Penelitian tersebut juga menemukan bahwa puru dapat berkaitan dengan keberadaan serangga tertentu di dalam jaringan daun. Kutil atau puru pada tanaman terbentuk karena jaringan tanaman mengalami perubahan pertumbuhan.
Pemicu perubahan tersebut dapat berasal dari serangga, tungau, nematoda, maupun patogen tertentu. Organisme pemicu dapat merangsang sel tanaman sehingga jaringan tumbuh secara tidak normal dan membentuk struktur yang terlihat seperti benjolan.
| Baca juga: Ketika Teknologi Membantu Petani dari Jauh |
Puru pada daun diketahui berkaitan dengan serangga pembentuk puru Procontarinia robusta. Menariknya, tidak semua serangga yang ditemukan di dalam puru merupakan penyebabnya. Artinya, sebuah benjolan pada daun dapat menjadi semacam tempat berlindung atau habitat bagi beberapa organisme sekaligus.
Kemunculan puru tidak selalu memiliki bentuk yang sama. Ada lima tipe puru, yaitu pustulate, low-doughnut, bell-shaped, conical, dan circular-blister. Perbedaan bentuk tersebut menunjukkan bahwa gejala yang terlihat pada permukaan daun dapat memberikan petunjuk mengenai organisme yang berasosiasi dengannya.
Tidak semua puru otomatis menyebabkan tanaman mati. Dampaknya sangat bergantung pada organisme penyebab, bagian tanaman yang terserang, serta tingkat serangannya.
Jika jumlah puru sedikit, pengaruhnya mungkin tidak terlalu terlihat. Namun, serangan dalam jumlah banyak dapat mengganggu fungsi jaringan tanaman.
| Baca juga: Drum Bekas Jadi Tandon Air |
Keberadaan serangga pembentuk puru berpotensi menghambat pertumbuhan bunga dan pembentukan buah sehingga pada tingkat tertentu dapat memengaruhi produksi. Hal tersebut menjadi salah satu alasan mengapa puru perlu diperhatikan, terutama pada tanaman budidaya.
Hal penting yang perlu dipahami adalah tidak semua benjolan pada tanaman memiliki penyebab yang sama. Puru pada daun akibat serangga berbeda dengan puru akar akibat nematoda.
Nematoda puru akar dari kelompok Meloidogyne, misalnya, menyerang bagian akar dan menyebabkan terbentuknya pembengkakan. Serangan Meloidogyne incognita dapat menimbulkan gejala puru akar, tanaman menjadi kerdil, daun menguning, hingga tanaman layu.
Karena itu, lokasi munculnya benjolan menjadi petunjuk penting. Puru pada daun perlu diamati berbeda dengan pembengkakan pada akar atau batang.

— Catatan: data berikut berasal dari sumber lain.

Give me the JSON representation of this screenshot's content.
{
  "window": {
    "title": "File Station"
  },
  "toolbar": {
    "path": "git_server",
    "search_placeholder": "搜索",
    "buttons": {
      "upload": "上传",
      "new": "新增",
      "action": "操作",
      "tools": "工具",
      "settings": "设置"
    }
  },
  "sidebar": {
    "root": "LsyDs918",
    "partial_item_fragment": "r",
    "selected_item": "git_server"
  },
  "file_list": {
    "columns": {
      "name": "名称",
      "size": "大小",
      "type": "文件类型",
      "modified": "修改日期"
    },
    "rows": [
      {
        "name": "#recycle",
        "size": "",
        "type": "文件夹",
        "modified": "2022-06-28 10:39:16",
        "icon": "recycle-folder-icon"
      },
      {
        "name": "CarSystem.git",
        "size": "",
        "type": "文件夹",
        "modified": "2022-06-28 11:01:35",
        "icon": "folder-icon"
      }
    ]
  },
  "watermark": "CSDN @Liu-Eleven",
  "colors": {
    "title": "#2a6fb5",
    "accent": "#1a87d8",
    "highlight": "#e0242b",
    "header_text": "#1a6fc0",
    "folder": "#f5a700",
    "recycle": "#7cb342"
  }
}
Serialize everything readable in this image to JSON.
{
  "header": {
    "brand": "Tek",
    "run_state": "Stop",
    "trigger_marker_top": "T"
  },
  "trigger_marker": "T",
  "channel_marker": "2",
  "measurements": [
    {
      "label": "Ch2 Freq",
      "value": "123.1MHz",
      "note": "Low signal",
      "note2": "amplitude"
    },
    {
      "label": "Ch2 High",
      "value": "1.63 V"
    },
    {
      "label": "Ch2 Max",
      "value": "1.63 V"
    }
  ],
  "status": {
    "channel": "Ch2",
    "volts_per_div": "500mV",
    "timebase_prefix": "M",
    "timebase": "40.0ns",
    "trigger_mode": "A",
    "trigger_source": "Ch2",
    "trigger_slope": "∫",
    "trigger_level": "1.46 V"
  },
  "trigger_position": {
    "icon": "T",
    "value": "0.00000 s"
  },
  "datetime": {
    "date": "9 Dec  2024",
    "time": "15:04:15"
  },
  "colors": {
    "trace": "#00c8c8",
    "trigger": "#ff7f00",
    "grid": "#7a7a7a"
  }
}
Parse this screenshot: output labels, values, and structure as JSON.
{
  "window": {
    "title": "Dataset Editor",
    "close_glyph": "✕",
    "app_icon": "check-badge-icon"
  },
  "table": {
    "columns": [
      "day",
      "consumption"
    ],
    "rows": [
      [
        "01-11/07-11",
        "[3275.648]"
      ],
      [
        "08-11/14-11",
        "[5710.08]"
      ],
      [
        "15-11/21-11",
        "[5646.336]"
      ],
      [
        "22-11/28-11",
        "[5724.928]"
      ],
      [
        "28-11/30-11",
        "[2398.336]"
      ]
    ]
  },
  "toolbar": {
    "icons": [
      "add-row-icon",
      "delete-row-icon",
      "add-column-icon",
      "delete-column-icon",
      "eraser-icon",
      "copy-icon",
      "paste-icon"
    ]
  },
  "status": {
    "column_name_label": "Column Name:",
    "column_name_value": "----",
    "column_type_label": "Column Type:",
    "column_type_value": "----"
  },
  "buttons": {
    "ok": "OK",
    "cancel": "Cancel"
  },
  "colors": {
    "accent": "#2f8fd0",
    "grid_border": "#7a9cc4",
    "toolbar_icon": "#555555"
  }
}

Jika menemukan benjolan pada tanaman, jangan buru-buru memotong seluruh bagian tanaman. Amati terlebih dahulu bentuk, warna, lokasi, serta jumlah benjolan. Perhatikan pula apakah tanaman mengalami daun menguning, pertumbuhan terhambat, layu, atau penurunan produksi.
Pada tanaman yang terserang ringan, bagian yang menunjukkan gejala dapat dipangkas dan dibuang untuk mengurangi sumber organisme pengganggu. Alat pemotong sebaiknya dibersihkan setelah digunakan agar tidak menjadi sarana penyebaran organisme penyebab gangguan ke tanaman lain.
Untuk tanaman budidaya dengan serangan berat, identifikasi penyebab menjadi langkah yang lebih penting. Pengendalian sebaiknya tidak dilakukan hanya berdasarkan bentuk benjolan, karena puru dapat disebabkan oleh organisme yang berbeda dan membutuhkan penanganan berbeda pula.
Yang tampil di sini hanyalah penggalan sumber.